Heat insurance offers climate change lifeline to poor workers
- Insurance schemes launched for heat, cyclones, drought
- Value of parametric insurance seen at $29.3 bln by 2031
- Many have paid out as climate impacts worsen
- Investment in adaptation seen as key for instruments' future
A bright sun beat down on the sprawling Indian market where Kamlaben Ashokbhai Patni sat worrying about the brass jewellery on display in her wooden stall.
Such high temperatures could mean a hit to business.

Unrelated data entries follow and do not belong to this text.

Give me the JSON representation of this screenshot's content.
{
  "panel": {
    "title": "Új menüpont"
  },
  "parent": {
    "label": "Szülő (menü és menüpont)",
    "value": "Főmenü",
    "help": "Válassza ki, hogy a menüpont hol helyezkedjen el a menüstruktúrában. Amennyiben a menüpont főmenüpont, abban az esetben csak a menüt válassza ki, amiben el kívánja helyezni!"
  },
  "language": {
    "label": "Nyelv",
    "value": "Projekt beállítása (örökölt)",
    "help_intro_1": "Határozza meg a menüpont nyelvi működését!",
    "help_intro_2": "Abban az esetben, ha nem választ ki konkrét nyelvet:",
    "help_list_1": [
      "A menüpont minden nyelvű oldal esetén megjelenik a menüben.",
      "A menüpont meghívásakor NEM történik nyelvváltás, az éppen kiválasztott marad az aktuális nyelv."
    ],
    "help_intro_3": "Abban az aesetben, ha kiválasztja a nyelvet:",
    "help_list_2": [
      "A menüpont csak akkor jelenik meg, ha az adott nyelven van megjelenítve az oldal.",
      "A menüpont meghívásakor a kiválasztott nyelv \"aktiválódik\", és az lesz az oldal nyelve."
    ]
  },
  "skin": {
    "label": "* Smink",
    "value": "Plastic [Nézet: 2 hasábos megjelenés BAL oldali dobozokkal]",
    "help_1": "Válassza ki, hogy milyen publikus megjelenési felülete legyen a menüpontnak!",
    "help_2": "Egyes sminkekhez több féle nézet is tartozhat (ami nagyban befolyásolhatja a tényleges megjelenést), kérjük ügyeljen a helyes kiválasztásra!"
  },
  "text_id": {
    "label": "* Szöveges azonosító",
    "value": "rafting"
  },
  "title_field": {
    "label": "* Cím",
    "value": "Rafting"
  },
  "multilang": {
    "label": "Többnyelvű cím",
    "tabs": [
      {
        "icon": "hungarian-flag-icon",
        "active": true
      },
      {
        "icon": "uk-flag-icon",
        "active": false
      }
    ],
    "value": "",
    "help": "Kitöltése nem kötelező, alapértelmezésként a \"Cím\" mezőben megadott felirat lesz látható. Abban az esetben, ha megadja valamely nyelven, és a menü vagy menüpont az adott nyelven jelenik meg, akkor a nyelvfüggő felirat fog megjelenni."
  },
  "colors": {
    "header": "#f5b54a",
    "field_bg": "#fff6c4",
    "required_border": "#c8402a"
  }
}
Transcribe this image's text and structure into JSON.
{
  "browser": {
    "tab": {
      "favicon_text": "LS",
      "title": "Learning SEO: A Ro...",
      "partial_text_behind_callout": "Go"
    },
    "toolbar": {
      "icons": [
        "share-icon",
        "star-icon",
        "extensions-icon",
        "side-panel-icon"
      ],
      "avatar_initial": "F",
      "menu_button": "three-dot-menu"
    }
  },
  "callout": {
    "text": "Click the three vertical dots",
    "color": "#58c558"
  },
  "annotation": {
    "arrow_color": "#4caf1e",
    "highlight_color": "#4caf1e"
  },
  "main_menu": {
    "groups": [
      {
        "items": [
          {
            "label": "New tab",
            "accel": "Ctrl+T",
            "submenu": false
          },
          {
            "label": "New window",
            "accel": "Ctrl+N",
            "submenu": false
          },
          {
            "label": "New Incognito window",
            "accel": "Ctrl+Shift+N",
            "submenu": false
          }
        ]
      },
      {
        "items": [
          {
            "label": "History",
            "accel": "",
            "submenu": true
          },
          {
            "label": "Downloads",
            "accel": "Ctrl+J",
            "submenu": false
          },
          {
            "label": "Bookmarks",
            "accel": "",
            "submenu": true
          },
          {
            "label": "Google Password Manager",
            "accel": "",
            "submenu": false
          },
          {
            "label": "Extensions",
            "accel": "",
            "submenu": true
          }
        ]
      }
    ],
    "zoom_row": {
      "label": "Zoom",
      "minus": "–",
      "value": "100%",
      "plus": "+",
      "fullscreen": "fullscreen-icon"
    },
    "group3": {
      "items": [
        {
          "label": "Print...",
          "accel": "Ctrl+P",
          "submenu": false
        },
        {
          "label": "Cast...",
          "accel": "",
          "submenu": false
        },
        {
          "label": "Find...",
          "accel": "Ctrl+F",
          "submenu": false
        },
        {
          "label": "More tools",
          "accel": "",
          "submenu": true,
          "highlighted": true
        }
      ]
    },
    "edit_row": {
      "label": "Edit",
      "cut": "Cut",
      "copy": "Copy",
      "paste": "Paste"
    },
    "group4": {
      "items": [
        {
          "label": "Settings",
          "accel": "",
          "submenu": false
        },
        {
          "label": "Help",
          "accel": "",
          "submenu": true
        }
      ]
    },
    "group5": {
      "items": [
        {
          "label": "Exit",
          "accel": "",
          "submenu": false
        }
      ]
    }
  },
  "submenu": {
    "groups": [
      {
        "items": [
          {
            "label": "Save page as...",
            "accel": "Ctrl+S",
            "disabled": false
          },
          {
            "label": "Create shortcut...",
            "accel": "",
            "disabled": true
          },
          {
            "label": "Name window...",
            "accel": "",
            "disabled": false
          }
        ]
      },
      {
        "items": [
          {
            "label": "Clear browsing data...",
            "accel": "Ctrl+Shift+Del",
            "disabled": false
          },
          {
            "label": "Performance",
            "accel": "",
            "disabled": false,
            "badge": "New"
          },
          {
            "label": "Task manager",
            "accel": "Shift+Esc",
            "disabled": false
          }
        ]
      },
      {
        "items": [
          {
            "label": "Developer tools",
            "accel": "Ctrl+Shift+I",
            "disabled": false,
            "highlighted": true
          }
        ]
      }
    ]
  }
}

But Patni is now among 21,000 self-employed women in Gujarat state enrolled in one of the world's first insurance schemes for extreme heat, launched this month by nonprofit Arsht-Rock Foundation Resilience Center in partnership with microinsurance startup Blue Marble and a trade union.
While parametric insurance has been around since the 1990s, recent advances in satellite technologies have opened up areas that were previously difficult to assess for damage, such as distant islands or mountain communities.
However, some industry experts question whether the products will be financially viable in the long-run, in part because of too-frequent payouts due to climate risks escalating faster than predicted less than a decade ago. This could drive up premiums.
One way of avoiding constant payouts, industry analysts say, is for governments to implement better strategies to defend against weather extremes, for example by planting crops more resilient to drought or building cooler homes to protect against rising heat, thus slashing losses. This could allow insurers to set triggers higher.